The Uniport-Gateway acts as an reverse proxy for all requests in Uniport.

There are some unique requirements that could not be fulfilled by an existing implementation including, but not limited to:

• Relying party as a reverse proxy with routing
• Handling parallel authentication requests
• Session bag - only the session cookie leaves the platform
• HA deployment on Kubernetes
• Maximum flexibility with minimal components

Regarding the architecture it is heavily inspired by traefik.

The Uniport-Gateway build on top of the concepts of entrypoints, routers, middlewares, services and providers:

• An entrypoint configures the port it is listening on
• A router configures a rule to route requests, e.g. based on the request's host or path
• A router may have middlewares to manipulate a request
• A router passes the request to a service that forward the request to the destination server
• A provider reads configuration, e.g. from a file, and provisions the router, middlewares and services accordingly.

The Uniport-Gateway has two different types of configuration, a static configuration and dynamic configurations:

• The static configuration is the minimal configuration needed to start the Uniport-Gateway and cannot be changed at runtime. It consists of entrypoints and providers.
• The dynamic configuration configures routers, middlewares and services. It can be dynamically updated and applied at runtime.

The simplest provider is the file provider.
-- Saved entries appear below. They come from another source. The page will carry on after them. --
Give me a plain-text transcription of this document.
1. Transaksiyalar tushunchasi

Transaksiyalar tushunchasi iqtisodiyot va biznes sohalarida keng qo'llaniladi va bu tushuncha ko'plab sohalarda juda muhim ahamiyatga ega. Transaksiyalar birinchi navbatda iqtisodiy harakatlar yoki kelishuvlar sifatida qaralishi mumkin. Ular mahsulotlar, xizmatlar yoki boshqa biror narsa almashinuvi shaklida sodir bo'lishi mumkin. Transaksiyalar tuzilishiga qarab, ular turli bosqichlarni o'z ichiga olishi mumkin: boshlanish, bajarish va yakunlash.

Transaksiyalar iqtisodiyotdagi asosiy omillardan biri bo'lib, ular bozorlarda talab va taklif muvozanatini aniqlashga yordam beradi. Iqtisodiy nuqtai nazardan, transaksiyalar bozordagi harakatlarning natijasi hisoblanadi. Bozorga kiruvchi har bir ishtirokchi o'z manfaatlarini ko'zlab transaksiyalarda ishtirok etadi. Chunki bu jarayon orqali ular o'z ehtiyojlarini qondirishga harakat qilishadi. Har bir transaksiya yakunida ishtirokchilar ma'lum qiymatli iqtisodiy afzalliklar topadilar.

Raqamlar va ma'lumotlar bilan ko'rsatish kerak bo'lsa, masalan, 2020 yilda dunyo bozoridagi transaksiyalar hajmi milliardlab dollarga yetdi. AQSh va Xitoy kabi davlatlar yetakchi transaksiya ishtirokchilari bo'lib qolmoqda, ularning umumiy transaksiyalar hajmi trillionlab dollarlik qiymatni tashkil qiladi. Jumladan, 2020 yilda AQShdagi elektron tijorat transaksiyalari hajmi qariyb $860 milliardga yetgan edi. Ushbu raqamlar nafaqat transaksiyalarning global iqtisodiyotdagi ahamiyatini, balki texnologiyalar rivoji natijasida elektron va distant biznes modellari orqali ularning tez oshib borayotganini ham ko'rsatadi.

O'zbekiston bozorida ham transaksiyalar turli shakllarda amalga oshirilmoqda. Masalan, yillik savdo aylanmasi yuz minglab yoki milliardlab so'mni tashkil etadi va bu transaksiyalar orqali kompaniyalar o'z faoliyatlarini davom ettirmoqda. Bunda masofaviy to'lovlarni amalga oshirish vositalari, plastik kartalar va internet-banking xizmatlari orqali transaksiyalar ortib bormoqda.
It reads the configuration from a JSON file and searches at the following locations:

1. File pointed at by the environment variable UNIPORT_GATEWAY_JSON
2. File pointed at by the system property UNIPORT_GATEWAY_JSON
3. File uniport-gateway.json in the /etc/uniport-gateway/default/ directory
4. File uniport-gateway.json in the current working directory

mvn clean install

Note: Your configuration at ~/.m2/settings.xml needs to exist with the following content:

<servers>
    <server>
        <id>inventage-portal-group</id>
        <username>username</username>
        <password>password</password>
    </server>
</servers>

(It is also possible to use user tokens, instead of username/password)

If you do not have a login, then it is also possible to build with the following command (by disabling the download of private dependencies; this does not build the helm chart):

mvn clean install -pl '!helm' -Dpublic=true

Alternatively, the latest releases are available on the GitHub Container Registry: https://github.com/uniport/uniport-gateway/pkgs/container/uniport-gateway

A simple setup can be launched by first starting some background services with docker compose, and then run the Uniport-Gateway with the launch config Launch (router-rules) (VSCode) or the run config UniportGateway (IntelliJ).

docker compose -f server/src/test/resources/configs/router-rules/docker-compose.yml up

Then visit http://localhost:20000

Note: To use the run config in IntelliJ, the plugin net.ashald.envfile has to be installed.

Alternatively, a similar configuration can be launched by running docker compose.

docker compose -f starter-kit/docker-compose.yml up

Then visit http://localhost:20000

Important: For the service discovery of the docker provider to work, the /var/run/docker.sock has to be available and have permissions set to 666. There are some security aspects involved.